La inferioridad física o moral no compensada por la generosidad, obliga al resentido a un cierto número de limitaciones que parecen virtudes. Por esta razón y por la ya comentada hipocresía, el resentido pasa muchas veces, ante los ojos inexpertos, con una apariencia de respetabilidad. Suele ser esta falsa virtud del resentido afectada y pedante; y alcanza en ocasiones la rígida magnitud del puritanismo.

Muchos puritanos son sólo resentidos, hombres incapaces de amar y de comprender: tanto los que se han hecho famosos en la Historia, como Robespierre, monstruo de odiosa rectitud, como el perverso e íntegro Calvino y como Tiberio; como los innominados, los que pasan en silencio a nuestro lado, cada día. El sentimiento de su incapacidad -injustificada, creen ellos- para triunfar plenamente en la vida, les hace renunciar a todas las posibles grandezas; y aparecer desinteresados y humildes; del mismo modo, su fracaso sexual se convierte en castidad ostentosa.

El resentimiento es incurable. Su única medicina es la generosidad. Y esta pasión nobilísima nace con el alma y se puede, por lo tanto, fomentar o disminuir, pero no crear en quien no la tiene. La generosidad no puede prestarse ni administrarse como una medicina venida de fuera. Parece a primera vista que como el resentido es siempre un fracasado -fracasado en relación con su ambición-, el triunfo le debería curar. pero, en la realidad, el triunfo, cuando llega, puede tranquilizar al resentido, pero no le cura jamás.
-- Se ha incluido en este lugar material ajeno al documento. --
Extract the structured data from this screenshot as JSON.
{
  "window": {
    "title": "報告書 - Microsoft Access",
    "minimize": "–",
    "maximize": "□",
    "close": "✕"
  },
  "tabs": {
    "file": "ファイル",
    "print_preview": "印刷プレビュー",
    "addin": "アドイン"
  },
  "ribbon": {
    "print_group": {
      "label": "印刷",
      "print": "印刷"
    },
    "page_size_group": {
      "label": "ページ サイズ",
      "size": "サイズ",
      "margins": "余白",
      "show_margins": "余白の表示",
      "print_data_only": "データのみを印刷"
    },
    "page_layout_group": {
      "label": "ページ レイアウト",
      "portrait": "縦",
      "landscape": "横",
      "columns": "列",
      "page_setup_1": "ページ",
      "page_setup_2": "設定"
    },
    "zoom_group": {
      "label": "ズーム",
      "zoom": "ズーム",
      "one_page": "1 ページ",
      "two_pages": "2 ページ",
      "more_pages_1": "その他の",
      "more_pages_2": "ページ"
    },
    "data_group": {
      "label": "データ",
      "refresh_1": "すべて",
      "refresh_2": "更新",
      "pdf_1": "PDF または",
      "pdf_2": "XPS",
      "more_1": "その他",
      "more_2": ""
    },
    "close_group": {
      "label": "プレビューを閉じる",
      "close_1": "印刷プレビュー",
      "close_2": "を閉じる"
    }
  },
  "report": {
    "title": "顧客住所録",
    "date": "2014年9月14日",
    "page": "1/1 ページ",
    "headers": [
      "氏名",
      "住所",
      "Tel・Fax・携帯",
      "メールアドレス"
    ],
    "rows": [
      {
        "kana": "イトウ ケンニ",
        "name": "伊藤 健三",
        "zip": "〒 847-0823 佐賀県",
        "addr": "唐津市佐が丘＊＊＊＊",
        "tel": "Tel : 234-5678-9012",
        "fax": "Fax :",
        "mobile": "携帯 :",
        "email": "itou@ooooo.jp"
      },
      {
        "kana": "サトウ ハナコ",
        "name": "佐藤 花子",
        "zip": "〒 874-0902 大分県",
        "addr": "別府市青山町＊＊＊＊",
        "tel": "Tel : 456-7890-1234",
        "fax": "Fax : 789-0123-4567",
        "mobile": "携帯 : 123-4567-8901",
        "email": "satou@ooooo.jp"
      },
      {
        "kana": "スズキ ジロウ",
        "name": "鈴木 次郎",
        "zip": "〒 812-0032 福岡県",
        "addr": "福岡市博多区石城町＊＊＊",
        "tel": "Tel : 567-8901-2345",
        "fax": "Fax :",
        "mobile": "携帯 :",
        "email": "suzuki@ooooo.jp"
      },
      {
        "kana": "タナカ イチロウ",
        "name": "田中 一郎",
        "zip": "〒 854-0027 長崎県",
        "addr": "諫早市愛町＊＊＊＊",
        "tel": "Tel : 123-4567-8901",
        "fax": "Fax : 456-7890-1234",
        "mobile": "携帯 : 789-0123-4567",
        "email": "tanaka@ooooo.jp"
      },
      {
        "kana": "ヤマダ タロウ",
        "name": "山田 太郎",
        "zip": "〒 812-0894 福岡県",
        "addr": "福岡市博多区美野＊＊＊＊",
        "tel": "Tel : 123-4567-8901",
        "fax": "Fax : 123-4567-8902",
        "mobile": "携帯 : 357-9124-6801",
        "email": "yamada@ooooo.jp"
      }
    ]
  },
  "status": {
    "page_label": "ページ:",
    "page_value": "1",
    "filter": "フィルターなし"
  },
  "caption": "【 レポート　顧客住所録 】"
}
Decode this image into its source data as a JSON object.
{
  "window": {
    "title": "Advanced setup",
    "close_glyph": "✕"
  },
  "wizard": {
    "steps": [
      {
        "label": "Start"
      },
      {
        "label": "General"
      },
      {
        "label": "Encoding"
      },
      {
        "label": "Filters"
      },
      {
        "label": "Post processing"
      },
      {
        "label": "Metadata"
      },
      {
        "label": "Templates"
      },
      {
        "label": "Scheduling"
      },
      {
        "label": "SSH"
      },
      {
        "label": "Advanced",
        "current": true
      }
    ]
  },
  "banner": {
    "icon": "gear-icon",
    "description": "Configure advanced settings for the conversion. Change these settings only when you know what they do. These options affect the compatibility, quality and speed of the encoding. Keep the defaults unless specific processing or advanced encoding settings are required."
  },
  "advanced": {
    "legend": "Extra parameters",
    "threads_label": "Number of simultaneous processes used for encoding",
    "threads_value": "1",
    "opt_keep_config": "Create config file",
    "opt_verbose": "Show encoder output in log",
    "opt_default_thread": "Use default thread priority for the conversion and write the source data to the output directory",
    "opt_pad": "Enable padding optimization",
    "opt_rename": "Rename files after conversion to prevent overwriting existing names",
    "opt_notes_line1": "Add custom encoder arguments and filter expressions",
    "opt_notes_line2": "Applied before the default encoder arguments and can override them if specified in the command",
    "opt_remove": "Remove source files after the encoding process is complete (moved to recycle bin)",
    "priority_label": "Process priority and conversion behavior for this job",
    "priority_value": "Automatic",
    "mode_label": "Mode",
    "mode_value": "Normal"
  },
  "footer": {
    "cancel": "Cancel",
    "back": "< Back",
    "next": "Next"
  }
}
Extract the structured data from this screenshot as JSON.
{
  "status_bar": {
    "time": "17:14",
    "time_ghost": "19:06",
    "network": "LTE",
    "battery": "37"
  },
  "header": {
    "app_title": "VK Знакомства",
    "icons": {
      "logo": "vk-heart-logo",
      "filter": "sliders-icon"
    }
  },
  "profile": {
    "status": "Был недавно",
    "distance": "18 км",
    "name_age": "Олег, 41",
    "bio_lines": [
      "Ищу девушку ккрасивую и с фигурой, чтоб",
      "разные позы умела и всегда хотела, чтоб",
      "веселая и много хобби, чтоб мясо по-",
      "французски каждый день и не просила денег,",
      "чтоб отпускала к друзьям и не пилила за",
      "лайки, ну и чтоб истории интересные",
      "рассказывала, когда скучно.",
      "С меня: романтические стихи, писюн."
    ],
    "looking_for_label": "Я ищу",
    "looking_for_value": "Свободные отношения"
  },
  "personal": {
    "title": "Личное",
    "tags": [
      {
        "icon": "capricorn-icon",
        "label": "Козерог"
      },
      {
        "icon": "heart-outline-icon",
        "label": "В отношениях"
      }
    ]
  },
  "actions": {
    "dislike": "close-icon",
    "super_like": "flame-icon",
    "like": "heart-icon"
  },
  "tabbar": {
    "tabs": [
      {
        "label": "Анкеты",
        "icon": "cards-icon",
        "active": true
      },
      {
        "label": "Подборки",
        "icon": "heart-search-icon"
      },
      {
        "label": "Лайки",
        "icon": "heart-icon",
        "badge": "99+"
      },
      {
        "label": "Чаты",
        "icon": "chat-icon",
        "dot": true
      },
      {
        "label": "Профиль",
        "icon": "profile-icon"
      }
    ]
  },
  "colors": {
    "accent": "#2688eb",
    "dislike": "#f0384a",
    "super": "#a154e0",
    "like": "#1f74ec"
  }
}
Ocurre, por el contrario, muchas veces, que al triunfar, el resentido, lejos de curarse, empeora. Porque el triunfo es para él como una consagración solemne de que estaba justificado su resentimiento; y esta justificación aumenta la vieja acritud. Ésta es otra de las razones de la violencia vengativa de los resentidos cuando alcanzan el poder; y de la enorme importancia que, en consecuencia, ha tenido esta pasíón en la Historia.

1 comentario:

agente t dijo...

Está muy bien traído ese aspecto sociológico del resentimiento al dibujarse como una lacra propia de la edad contemporánea, al ser considerado una reacción al campo abierto de las oportunidades no satisfechas que las sociedades modernas y desarrolladas producen tras su promesa de ascenso social y económico. Y también es pertinente su comparación con la conformidad, comportamiento socialmente inofensivo que era lo más común en las sociedades antiguas donde no existía esa percepción de oportunidades de promoción social.